OHSU

High School Student Wins Recognition for Work with OHSU Professor

04/05/06

Portland, Ore. — "Jehan Yahya," says OHSU Assistant Professor Holly Simon, "is a phenomenal high school student--and she'll make a terrific scientist."

Apparently, there's nearly universal agreement on that subject. Following a research apprenticeship at OHSU with Dr. Simon last summer, Jehan presented the results of her work at the Beaverton-Hillsboro Science Fair, where she placed 2nd in the Microbiology category, and the Intel Northwest Science Expo, where she finished 3rd place in the "Best of Category" field, earned another award for "Outstanding Use of the International System of Units" from the U.S. Metric Association, and received a scholarship offer of up to $10,000 per year from Lewis & Clark College.

Jehan's research project was titled, "Functional Metagenomics on Microorganisms Associated With the Tropical Caterpillar Rothschildia lebeau." In the course of her work with Dr. Simon, Jehan performed assays to screen recombinant DNA libraries--constructed from the caterpillar gut microbial assemblage--for several different enzymatic activities. The source of the libraries was Rothschildia lebeau, a tropical caterpillar that in its adult phase becomes a strikingly patterned moth (see photos at right).

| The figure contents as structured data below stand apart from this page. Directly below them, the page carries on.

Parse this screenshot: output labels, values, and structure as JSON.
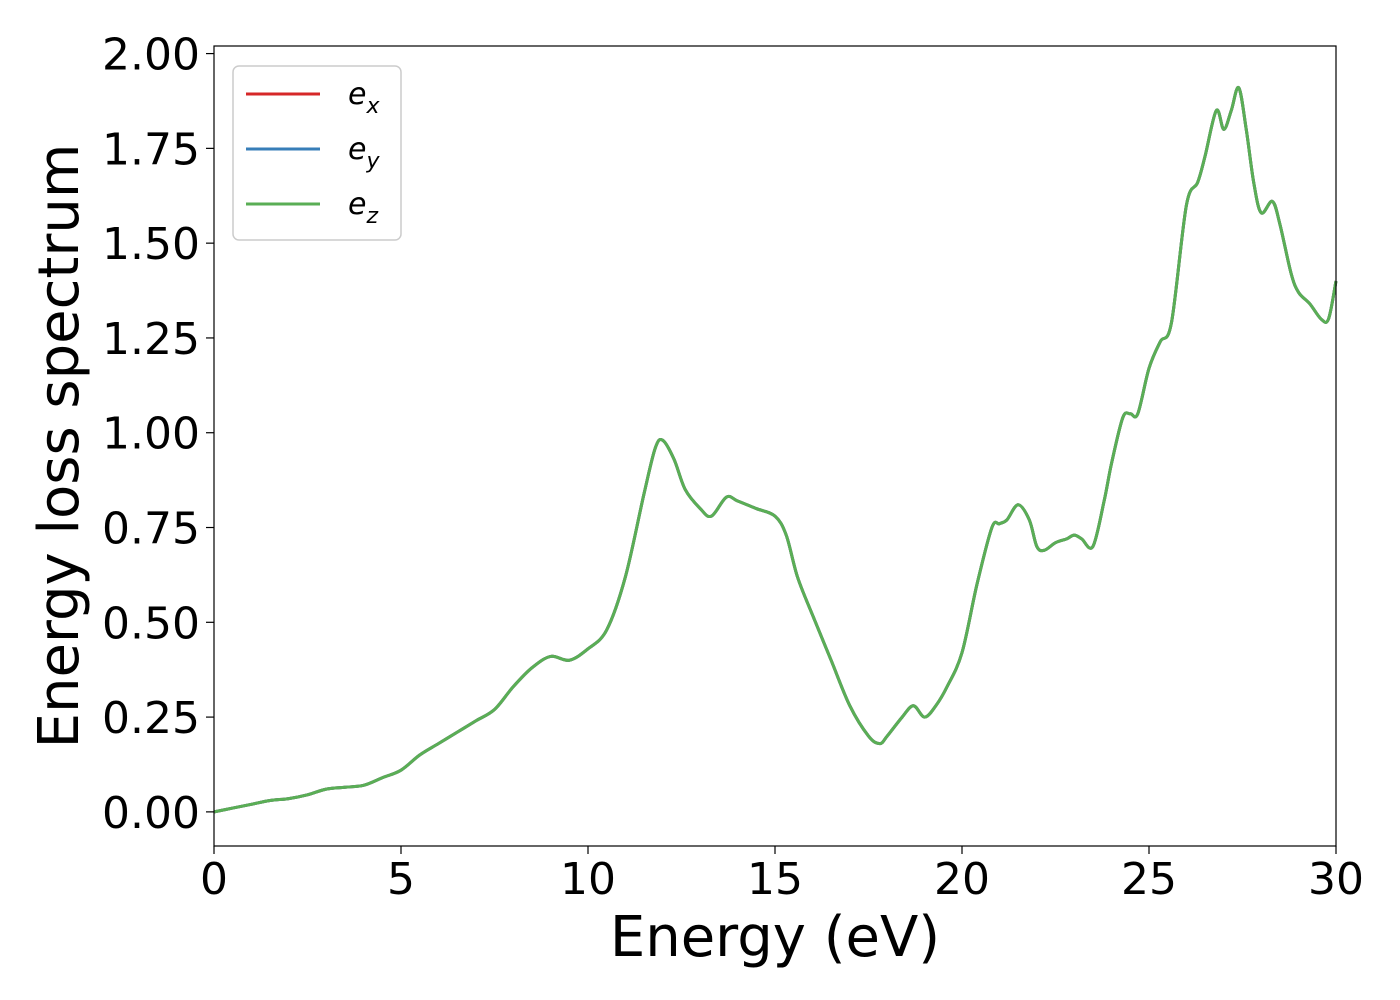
{
  "chart_data": {
    "type": "line",
    "title": "",
    "xlabel": "Energy (eV)",
    "ylabel": "Energy loss spectrum",
    "xlim": [
      0,
      30
    ],
    "ylim": [
      -0.09,
      2.02
    ],
    "xticks": [
      "0",
      "5",
      "10",
      "15",
      "20",
      "25",
      "30"
    ],
    "yticks": [
      "0.00",
      "0.25",
      "0.50",
      "0.75",
      "1.00",
      "1.25",
      "1.50",
      "1.75",
      "2.00"
    ],
    "grid": false,
    "legend_position": "top-left",
    "x": [
      0,
      0.5,
      1,
      1.5,
      2,
      2.5,
      3,
      3.5,
      4,
      4.5,
      5,
      5.5,
      6,
      6.5,
      7,
      7.5,
      8,
      8.5,
      9,
      9.5,
      10,
      10.5,
      11,
      11.5,
      11.8,
      12,
      12.3,
      12.6,
      13,
      13.3,
      13.7,
      14,
      14.5,
      15,
      15.3,
      15.6,
      16,
      16.5,
      17,
      17.5,
      17.8,
      18,
      18.4,
      18.7,
      19,
      19.3,
      19.6,
      20,
      20.4,
      20.8,
      21,
      21.2,
      21.5,
      21.8,
      22,
      22.2,
      22.5,
      22.8,
      23,
      23.2,
      23.5,
      23.8,
      24,
      24.3,
      24.5,
      24.7,
      25,
      25.3,
      25.6,
      26,
      26.3,
      26.5,
      26.8,
      27,
      27.2,
      27.4,
      27.6,
      27.8,
      28,
      28.3,
      28.5,
      28.8,
      29,
      29.3,
      29.6,
      29.8,
      30
    ],
    "series": [
      {
        "name": "e_x",
        "color": "#d62728",
        "values": [
          0.0,
          0.01,
          0.02,
          0.03,
          0.035,
          0.045,
          0.06,
          0.065,
          0.07,
          0.09,
          0.11,
          0.15,
          0.18,
          0.21,
          0.24,
          0.27,
          0.33,
          0.38,
          0.41,
          0.4,
          0.43,
          0.48,
          0.62,
          0.84,
          0.96,
          0.98,
          0.93,
          0.85,
          0.8,
          0.78,
          0.83,
          0.82,
          0.8,
          0.78,
          0.73,
          0.62,
          0.52,
          0.4,
          0.28,
          0.2,
          0.18,
          0.2,
          0.25,
          0.28,
          0.25,
          0.28,
          0.33,
          0.42,
          0.6,
          0.75,
          0.76,
          0.77,
          0.81,
          0.77,
          0.7,
          0.69,
          0.71,
          0.72,
          0.73,
          0.72,
          0.7,
          0.82,
          0.92,
          1.04,
          1.05,
          1.05,
          1.17,
          1.24,
          1.29,
          1.6,
          1.66,
          1.73,
          1.85,
          1.8,
          1.85,
          1.91,
          1.8,
          1.66,
          1.58,
          1.61,
          1.55,
          1.42,
          1.37,
          1.34,
          1.3,
          1.3,
          1.4
        ]
      },
      {
        "name": "e_y",
        "color": "#377eb8",
        "values": [
          0.0,
          0.01,
          0.02,
          0.03,
          0.035,
          0.045,
          0.06,
          0.065,
          0.07,
          0.09,
          0.11,
          0.15,
          0.18,
          0.21,
          0.24,
          0.27,
          0.33,
          0.38,
          0.41,
          0.4,
          0.43,
          0.48,
          0.62,
          0.84,
          0.96,
          0.98,
          0.93,
          0.85,
          0.8,
          0.78,
          0.83,
          0.82,
          0.8,
          0.78,
          0.73,
          0.62,
          0.52,
          0.4,
          0.28,
          0.2,
          0.18,
          0.2,
          0.25,
          0.28,
          0.25,
          0.28,
          0.33,
          0.42,
          0.6,
          0.75,
          0.76,
          0.77,
          0.81,
          0.77,
          0.7,
          0.69,
          0.71,
          0.72,
          0.73,
          0.72,
          0.7,
          0.82,
          0.92,
          1.04,
          1.05,
          1.05,
          1.17,
          1.24,
          1.29,
          1.6,
          1.66,
          1.73,
          1.85,
          1.8,
          1.85,
          1.91,
          1.8,
          1.66,
          1.58,
          1.61,
          1.55,
          1.42,
          1.37,
          1.34,
          1.3,
          1.3,
          1.4
        ]
      },
      {
        "name": "e_z",
        "color": "#5aae55",
        "values": [
          0.0,
          0.01,
          0.02,
          0.03,
          0.035,
          0.045,
          0.06,
          0.065,
          0.07,
          0.09,
          0.11,
          0.15,
          0.18,
          0.21,
          0.24,
          0.27,
          0.33,
          0.38,
          0.41,
          0.4,
          0.43,
          0.48,
          0.62,
          0.84,
          0.96,
          0.98,
          0.93,
          0.85,
          0.8,
          0.78,
          0.83,
          0.82,
          0.8,
          0.78,
          0.73,
          0.62,
          0.52,
          0.4,
          0.28,
          0.2,
          0.18,
          0.2,
          0.25,
          0.28,
          0.25,
          0.28,
          0.33,
          0.42,
          0.6,
          0.75,
          0.76,
          0.77,
          0.81,
          0.77,
          0.7,
          0.69,
          0.71,
          0.72,
          0.73,
          0.72,
          0.7,
          0.82,
          0.92,
          1.04,
          1.05,
          1.05,
          1.17,
          1.24,
          1.29,
          1.6,
          1.66,
          1.73,
          1.85,
          1.8,
          1.85,
          1.91,
          1.8,
          1.66,
          1.58,
          1.61,
          1.55,
          1.42,
          1.37,
          1.34,
          1.3,
          1.3,
          1.4
        ]
      }
    ],
    "legend": [
      {
        "base": "e",
        "sub": "x",
        "color": "#d62728"
      },
      {
        "base": "e",
        "sub": "y",
        "color": "#377eb8"
      },
      {
        "base": "e",
        "sub": "z",
        "color": "#5aae55"
      }
    ]
  }
}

The environmental genomic, or "metagenomic," libraries that Jehan worked with were constructed previously in conjunction with a National Science Foundation Microbial Observatories grant awarded to Dr. Simon and her colleagues for the use of cultivation-independent techniques in investigations of the diversity and function of microorganisms associated with R. lebeau. For more information about the Microbial Observatory project (MOCAT) and caterpillars see the "Related Links" below.

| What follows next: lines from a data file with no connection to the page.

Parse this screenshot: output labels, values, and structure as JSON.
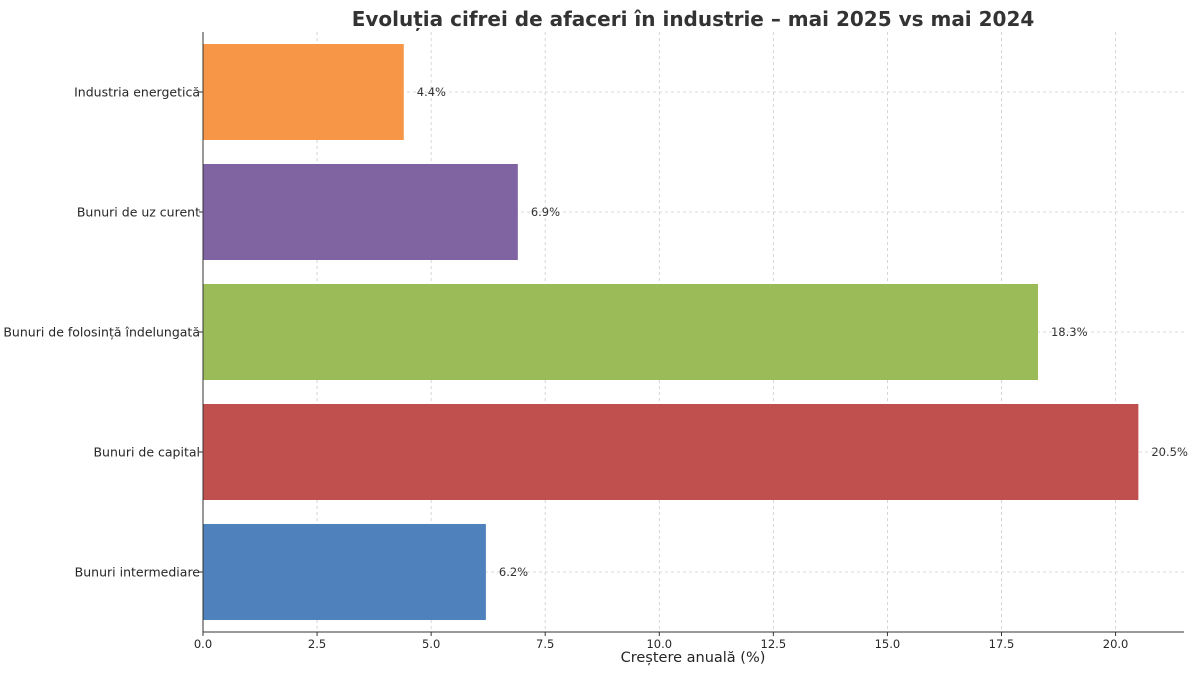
{
  "chart_data": {
    "type": "bar",
    "orientation": "horizontal",
    "title": "Evoluția cifrei de afaceri în industrie – mai 2025 vs mai 2024",
    "xlabel": "Creștere anuală (%)",
    "ylabel": "",
    "categories": [
      "Industria energetică",
      "Bunuri de uz curent",
      "Bunuri de folosință îndelungată",
      "Bunuri de capital",
      "Bunuri intermediare"
    ],
    "values": [
      4.4,
      6.9,
      18.3,
      20.5,
      6.2
    ],
    "value_labels": [
      "4.4%",
      "6.9%",
      "18.3%",
      "20.5%",
      "6.2%"
    ],
    "colors": [
      "#f79646",
      "#8064a2",
      "#9bbb59",
      "#c0504d",
      "#4f81bd"
    ],
    "xlim": [
      0,
      21.5
    ],
    "xticks": [
      0,
      2.5,
      5,
      7.5,
      10,
      12.5,
      15,
      17.5,
      20
    ],
    "xtick_labels": [
      "0.0",
      "2.5",
      "5.0",
      "7.5",
      "10.0",
      "12.5",
      "15.0",
      "17.5",
      "20.0"
    ],
    "grid": true,
    "legend": false
  }
}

Dr. Simon, assisted by Adam Bonin, a former postdoctoral researcher in her laboratory, supervised Jehan's work to successfully implement assays for, among others, the enzyme DNase (which breaks down foreign DNA) and Amylase (which breaks down starch). Jehan also attempted some assays for the enzymes Cellulase and Chitinase that were not successsful, but has continued her work by developing an idea to test for enzymes that break down phenolics--a diverse group of aromatic compounds, perhaps the most well-known of which are tannins (found in tea and wine, and also known to occur in host food plants of R. lebeau). "Jehan is excited by the experiments that work," Dr. Simon points out, "but not discouraged by those that do not. She thinks her way through or around the problems to the next experiment - she has found her calling."

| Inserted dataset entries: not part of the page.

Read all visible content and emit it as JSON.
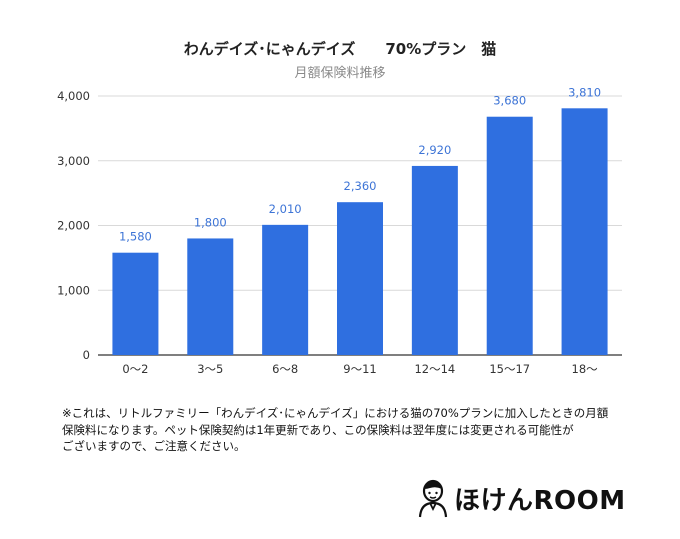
{
  "chart_data": {
    "type": "bar",
    "title": "わんデイズ･にゃんデイズ　　70%プラン　猫",
    "subtitle": "月額保険料推移",
    "categories": [
      "0〜2",
      "3〜5",
      "6〜8",
      "9〜11",
      "12〜14",
      "15〜17",
      "18〜"
    ],
    "values": [
      1580,
      1800,
      2010,
      2360,
      2920,
      3680,
      3810
    ],
    "data_labels": [
      "1,580",
      "1,800",
      "2,010",
      "2,360",
      "2,920",
      "3,680",
      "3,810"
    ],
    "y_ticks": [
      0,
      1000,
      2000,
      3000,
      4000
    ],
    "y_tick_labels": [
      "0",
      "1,000",
      "2,000",
      "3,000",
      "4,000"
    ],
    "ylim": [
      0,
      4000
    ],
    "xlabel": "",
    "ylabel": "",
    "grid": true,
    "bar_color": "#2f6fe0",
    "label_color": "#3d74d6"
  },
  "note": {
    "lines": [
      "※これは、リトルファミリー「わんデイズ･にゃんデイズ」における猫の70%プランに加入したときの月額",
      "保険料になります。ペット保険契約は1年更新であり、この保険料は翌年度には変更される可能性が",
      "ございますので、ご注意ください。"
    ]
  },
  "brand": {
    "name": "ほけんROOM",
    "icon": "person-avatar-icon"
  }
}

Jehan was first matched with OHSU's faculty members through her participation in Apprenticeships for Science and Engineering (ASE), a Saturday Academy program that pairs high school students with scientists and engineers in eight week summer apprenticeships. In addition to Dr. Simon, a number of OHSU faculty members--including Matthew Sachs and Paul Tratnyek, among others--have mentored past ASE students. Dr. Sachs was instrumental not only in pairing Jehan, who was interested in lab work, with Dr. Simon, but also in giving her some advice on her poster. Other OHSU  staff members, like EBS Department Systems Administrator Jim Mohan--who stayed late to help Jehan print her poster--also regularly pitch in to make the apprenticeships a great experience for students.

"I couldn't have done this without Dr. Simon," Jehan said, "and I see the awards I received partly as an accomplishment for her, since she had to put up with me!" Dr. Simon demurs on the topic, saying that the apprenticeship was a "real pleasure" and that she is delighted with Jehan's achievements.

Currently in the final months of her senior year at Beaverton's Southridge High School, Jehan is anxiously awaiting word about her acceptance to a number of colleges and universities where she has applied. Whether she ends up using her scholarship at Lewis & Clark or not, she plans to pursue a degree in biology and is already contemplating life after college as a biochemist, microbiologist, marine biologist or astrobiologist.

"Wherever she ends up," says Dr. Simon, "she'll be a success; she's bright, hard-working, and very curious--all of the things you look for in a good scientist."